John looked over at her, standing across from him while the waves blasted the rocks and despite the gray and despite the wet and the cold, despite the fact he might die sometime in the next few minutes, he started to laugh. It surprised him, thought at first someone else was laughing.

Her grip tightened on the gun. “Is the idea of me shooting you funny?”

“Yes,” he said. “It’s very, very funny.” He was laughing hard enough now that he had to bend to his knees to keep his balance on the rocks. A fierce joy or hysteria had risen inside of him, and he wondered in an idle, distant way if perhaps he should have sought out this feeling more often. The look of her, against the backdrop of the swell and the fall of the sea, was almost too much for him. But for the first time he knew he had done the right thing in coming here.

“It’s funny because there have been many other times … so many other times when I would’ve understood why someone wanted to shoot me.” That was only part of it, the other part being that he had felt almost as if Area X was about to shoot him, and that Area X had been trying to shoot him for a very long time.

“You followed me,” she said, “even though I clearly don’t want to be followed. You’ve come to what most people consider the butt end of the world and you’ve cornered me here. You probably want to ask more questions, although it should be clear that I’m done with questions. What did you think would happen?”

The truth was, he didn’t know what he had thought would happen, had perhaps unconsciously fallen back on an idea of their relationship at the Southern Reach. But that didn’t apply here. He sobered up, hands held high now as if surrendering.

“What if I said I had answers,” he said.
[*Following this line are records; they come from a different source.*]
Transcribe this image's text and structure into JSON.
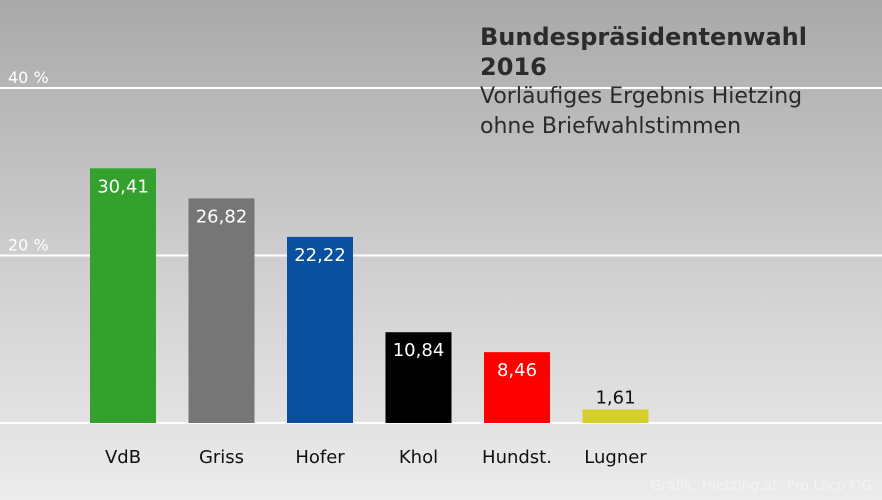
{
  "chart_data": {
    "type": "bar",
    "title": "Bundespräsidentenwahl 2016",
    "subtitle_lines": [
      "Vorläufiges Ergebnis Hietzing",
      "ohne Briefwahlstimmen"
    ],
    "categories": [
      "VdB",
      "Griss",
      "Hofer",
      "Khol",
      "Hundst.",
      "Lugner"
    ],
    "values": [
      30.41,
      26.82,
      22.22,
      10.84,
      8.46,
      1.61
    ],
    "value_labels": [
      "30,41",
      "26,82",
      "22,22",
      "10,84",
      "8,46",
      "1,61"
    ],
    "bar_colors": [
      "#34a12e",
      "#767676",
      "#0a4fa0",
      "#000000",
      "#ff0000",
      "#d4cf2a"
    ],
    "value_label_colors": [
      "#ffffff",
      "#ffffff",
      "#ffffff",
      "#ffffff",
      "#ffffff",
      "#111111"
    ],
    "ylim": [
      0,
      40
    ],
    "gridlines": [
      {
        "value": 40,
        "label": "40 %"
      },
      {
        "value": 20,
        "label": "20 %"
      }
    ],
    "xlabel": "",
    "ylabel": "",
    "credit": "Grafik: Hietzing.at, Pro Loco OG"
  }
}
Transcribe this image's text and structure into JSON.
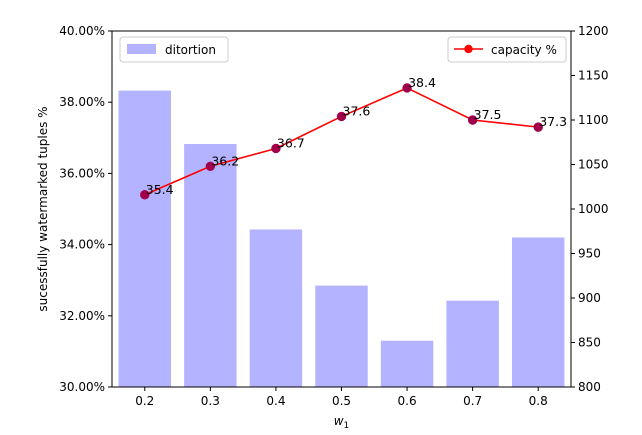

But all he had to show her that was tangible was Whitby’s manuscript.

“I’d say you’re lying and I’d be right.”

“What if I said you still hold some of the answers, too.” He was as serious as he had been giddy just moments before. He tried to hold her with his gaze, even through the murk, but he couldn’t. God, but the coast here was painfully beautiful, the dark lush greens of the fir trees piercing his brain, the half-raging sky and sea, the surge of salt water against the rocks twinned to the urgent wash of blood through his arteries as he waited for her to kill him or hear him out. Seditious thought: There would be nothing too terrible about dying out here, about becoming part of all of this.